Dossier

Nicht alle stimmen für ihn Koch ist wieder im Amt

Die hessischen Verhältnisse sind vorbei. Seit dem 5. Februar regiert Ministerpräsident Roland Koch (CDU) das Land wieder mit eigener Mehrheit an der Spitze seiner Wunschkoalition mit der FDP. Aber die langwierige konstituierende Sitzung in Wiesbaden zeigte, dass sich die politischen Verhältnisse in Hessen immer noch nicht ganz beruhigt haben. Bei seiner dritten Wahl zum Regierungschef erhielt Koch erstmals nicht alle Stimmen aus seinem Lager. Nach Auszählung fehlten ihm 4 von 66 Stimmen aus Union und FDP. "Das ist das Schicksal von großen Mehrheiten", mühte sich der designierte CDU-Generalsekretär Peter Beuth die Aufregung über die Verweigerer zu dämpfen.

Die CDU streute, zwei Abgeordnete seien mit dem erstmals praktizierten Lochen der Stimmzettel nicht zurechtgekommen. Diese Stimmen wurden als nicht abgegeben gewertet. Hohngelächter bei der Opposition: "Ich bin Nordhesse, einfach strukturiert, aber das habe ich hinbekommen", witzelte der SPD-Parlamentsgeschäftsführer Günter Rudolf über die Abstimmungsprozedur. Zumal Landtagspräsident Norbert Kartmann (CDU) zuvor genau erklärt hatte, dass von den drei Löchern für Ja, Nein oder Enthaltung nur eins mit einem Dorn durchstochen werden dürfe: "Das ist kein Biathlon."

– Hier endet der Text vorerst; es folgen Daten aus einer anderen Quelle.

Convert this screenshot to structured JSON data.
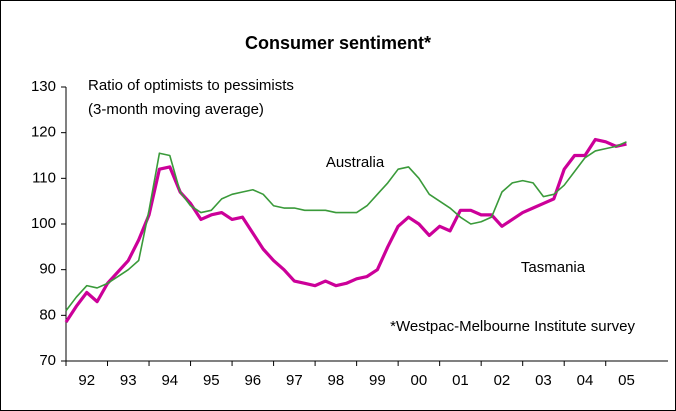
{
  "chart_data": {
    "type": "line",
    "title": "Consumer sentiment*",
    "subtitle": [
      "Ratio of optimists to pessimists",
      "(3-month moving average)"
    ],
    "annotations": [
      "*Westpac-Melbourne Institute survey"
    ],
    "x": [
      1992,
      1992.25,
      1992.5,
      1992.75,
      1993,
      1993.25,
      1993.5,
      1993.75,
      1994,
      1994.25,
      1994.5,
      1994.75,
      1995,
      1995.25,
      1995.5,
      1995.75,
      1996,
      1996.25,
      1996.5,
      1996.75,
      1997,
      1997.25,
      1997.5,
      1997.75,
      1998,
      1998.25,
      1998.5,
      1998.75,
      1999,
      1999.25,
      1999.5,
      1999.75,
      2000,
      2000.25,
      2000.5,
      2000.75,
      2001,
      2001.25,
      2001.5,
      2001.75,
      2002,
      2002.25,
      2002.5,
      2002.75,
      2003,
      2003.25,
      2003.5,
      2003.75,
      2004,
      2004.25,
      2004.5,
      2004.75,
      2005,
      2005.25,
      2005.5
    ],
    "series": [
      {
        "name": "Australia",
        "color": "#3a9a3a",
        "values": [
          81,
          84,
          86.5,
          86,
          87,
          88.5,
          90,
          92,
          103,
          115.5,
          115,
          107,
          104,
          102.5,
          103,
          105.5,
          106.5,
          107,
          107.5,
          106.5,
          104,
          103.5,
          103.5,
          103,
          103,
          103,
          102.5,
          102.5,
          102.5,
          104,
          106.5,
          109,
          112,
          112.5,
          110,
          106.5,
          105,
          103.5,
          101.5,
          100,
          100.5,
          101.5,
          107,
          109,
          109.5,
          109,
          106,
          106.5,
          108.5,
          111.5,
          114.5,
          116,
          116.5,
          117,
          118
        ]
      },
      {
        "name": "Tasmania",
        "color": "#cc0099",
        "values": [
          78.5,
          82,
          85,
          83,
          87,
          89.5,
          92,
          96.5,
          102,
          112,
          112.5,
          107,
          104.5,
          101,
          102,
          102.5,
          101,
          101.5,
          98,
          94.5,
          92,
          90,
          87.5,
          87,
          86.5,
          87.5,
          86.5,
          87,
          88,
          88.5,
          90,
          95,
          99.5,
          101.5,
          100,
          97.5,
          99.5,
          98.5,
          103,
          103,
          102,
          102,
          99.5,
          101,
          102.5,
          103.5,
          104.5,
          105.5,
          112,
          115,
          115,
          118.5,
          118,
          117,
          117.5
        ]
      }
    ],
    "xlim": [
      1992,
      2006.5
    ],
    "xticks": [
      {
        "value": 1992,
        "label": "92"
      },
      {
        "value": 1993,
        "label": "93"
      },
      {
        "value": 1994,
        "label": "94"
      },
      {
        "value": 1995,
        "label": "95"
      },
      {
        "value": 1996,
        "label": "96"
      },
      {
        "value": 1997,
        "label": "97"
      },
      {
        "value": 1998,
        "label": "98"
      },
      {
        "value": 1999,
        "label": "99"
      },
      {
        "value": 2000,
        "label": "00"
      },
      {
        "value": 2001,
        "label": "01"
      },
      {
        "value": 2002,
        "label": "02"
      },
      {
        "value": 2003,
        "label": "03"
      },
      {
        "value": 2004,
        "label": "04"
      },
      {
        "value": 2005,
        "label": "05"
      }
    ],
    "ylim": [
      70,
      130
    ],
    "yticks": [
      70,
      80,
      90,
      100,
      110,
      120,
      130
    ],
    "grid": false
  }
}
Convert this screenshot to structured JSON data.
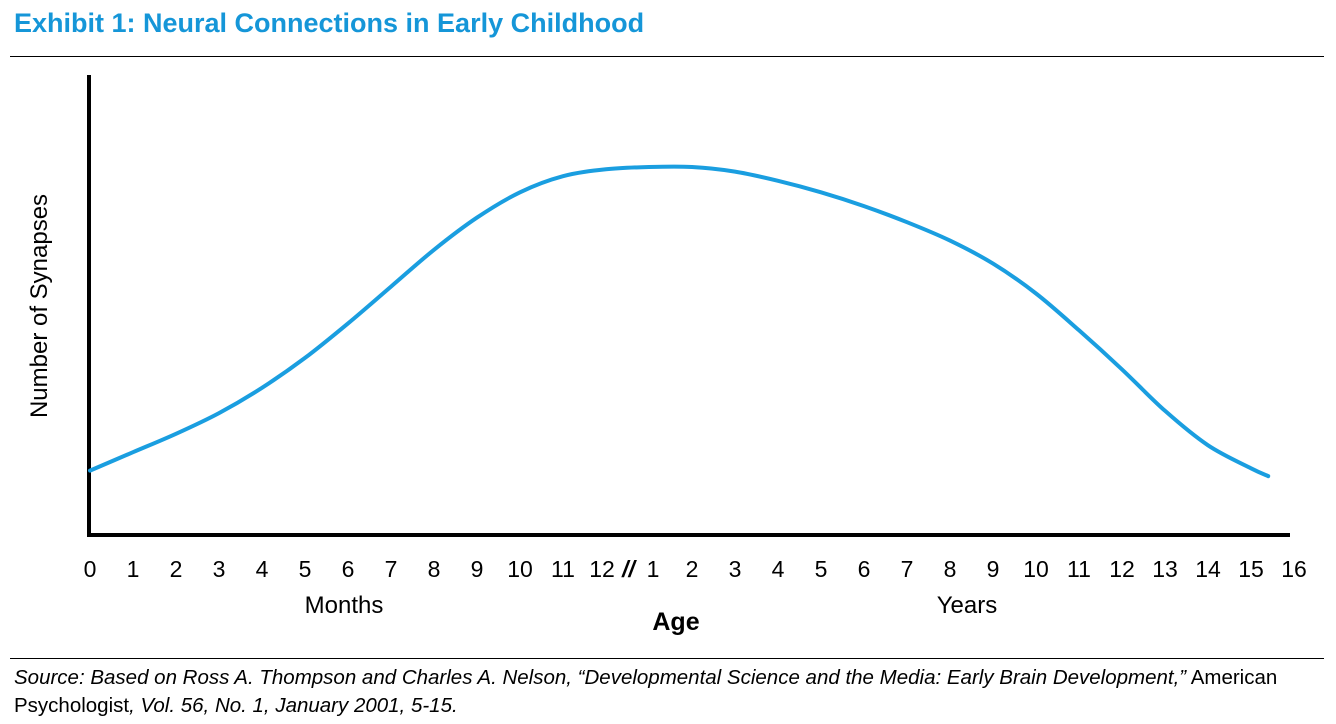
{
  "title": "Exhibit 1: Neural Connections in Early Childhood",
  "chart_data": {
    "type": "line",
    "ylabel": "Number of Synapses",
    "xlabel": "Age",
    "x_group_labels": [
      "Months",
      "Years"
    ],
    "x_ticks": [
      "0",
      "1",
      "2",
      "3",
      "4",
      "5",
      "6",
      "7",
      "8",
      "9",
      "10",
      "11",
      "12",
      "1",
      "2",
      "3",
      "4",
      "5",
      "6",
      "7",
      "8",
      "9",
      "10",
      "11",
      "12",
      "13",
      "14",
      "15",
      "16"
    ],
    "axis_break_marker": "//",
    "series": [
      {
        "color": "#1a9ee0",
        "points": [
          [
            0,
            0.14
          ],
          [
            1,
            0.18
          ],
          [
            2,
            0.22
          ],
          [
            3,
            0.265
          ],
          [
            4,
            0.32
          ],
          [
            5,
            0.385
          ],
          [
            6,
            0.46
          ],
          [
            7,
            0.54
          ],
          [
            8,
            0.62
          ],
          [
            9,
            0.69
          ],
          [
            10,
            0.745
          ],
          [
            11,
            0.78
          ],
          [
            12,
            0.795
          ],
          [
            13,
            0.8
          ],
          [
            14,
            0.8
          ],
          [
            15,
            0.79
          ],
          [
            16,
            0.77
          ],
          [
            17,
            0.745
          ],
          [
            18,
            0.715
          ],
          [
            19,
            0.68
          ],
          [
            20,
            0.64
          ],
          [
            21,
            0.59
          ],
          [
            22,
            0.525
          ],
          [
            23,
            0.445
          ],
          [
            24,
            0.36
          ],
          [
            25,
            0.27
          ],
          [
            26,
            0.195
          ],
          [
            27,
            0.145
          ],
          [
            27.4,
            0.128
          ]
        ]
      }
    ],
    "y_range": [
      0,
      1
    ],
    "x_range": [
      0,
      28
    ]
  },
  "source": {
    "prefix": "Source: Based on Ross A. Thompson and Charles A. Nelson, “Developmental Science and the Media: Early Brain Development,”",
    "journal": " American Psychologist",
    "suffix": ", Vol. 56, No. 1, January 2001, 5-15."
  }
}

In der Hessen-Union rumort es

Wer Koch seine Stimme verweigert hat, wird unklar bleiben. Es ist nur ein weiteres Zeichen, dass es in der sonst so geschlossenen Partei rumort. Koch hat die Wahl 2008 hinter sich, bei der die CDU nach fünf Jahren Alleinherrschaft abstürzte. Bei der Neuwahl vor drei Wochen verlor seine Partei abermals Stimmen. Das Erstarken der FDP zwang Koch in den vergangenen Tagen ein kompliziertes Personalpuzzle für die verbliebenen CDU-Posten auf. Altgediente Minister und Staatssekretäre gingen leer aus, Kreisverbände waren beleidigt, erstmals gab es sogar vereinzelte Rücktrittsforderungen. Die Hessen-Union steht vor einem Umbruch.

Die SPD sah mit einer gewissen Schadenfreude auf Kochs Problem. "Vier wie immer", grinste Geschäftsführer Rudolf. Schließlich war auch die frühere SPD-Vorsitzende Andrea Ypsilanti im November bei der geplanten Regierungsübernahme mit Hilfe der Linken an vier eigenen Abgeordneten gescheitert. Die Folgen dieses Debakels waren im Landtag zu besichtigen. Ypsilanti sitzt bei der SPD nur noch in Reihe drei, sie blätterte während der konstitutierenden Sitzung gelangweilt in der Zeitung. Den Fraktionsvorsitz führt Thorsten Schäfer-Gümbel.

Keinen Linken als stellvertretenden Präsidenten

Koch fand sogar ein positives Wort für das Jahr der ungeklärten Machtverhältnisse und ungewöhnlichen Konstellationen im Landtag. "Dort, wo es gelungen ist, in dem Jahr heftiger Auseinandersetzungen und Schwierigkeiten neue Brücken zu bauen, sollen diese Brücken nicht wieder eingerissen werden", sagte er. Doch bei der Wahl der Landtagsvizepräsidenten drehte die neue Regierungsmehrheit die Uhr zurück. Im letzten Landtag hatte auch die Linke einen stellvertretenden Präsidenten stellen dürfen, das verhinderten Union und Liberale diesmal. SPD und Grüne warfen sich erfolglos für eine linke Kandidatin in die Bresche.

Der SPD-Vizelandtagspräsident Lothar Quanz bezahlte diese Unbotmäßigkeit mit dem Verlust seines Dienstwagens. Die schwarz-gelbe Mehrheit erkannte ihm kurzerhand Titel und Privilegien eines ersten Stellvertreters ab. Die SPD habe Absprachen nicht eingehalten, ärgerte sich CDU-Fraktionschef Christean Wagner. Solche Kleinlichkeit zeige, "dass wir weit entfernt sind von einer neuen politischen Kultur", sagte der Grünen-Fraktionsvorsitzende Tarek Al-Wazir. Doch am Ende der Aufgeregtheiten war alles geklärt: Der Ministerpräsident war gewählt, seine schwarz-gelbe Regierung vereidigt. Von den eigenen Leuten bekam Koch ein Apfelbäumchen geschenkt - als Symbol der Nachhaltigkeit.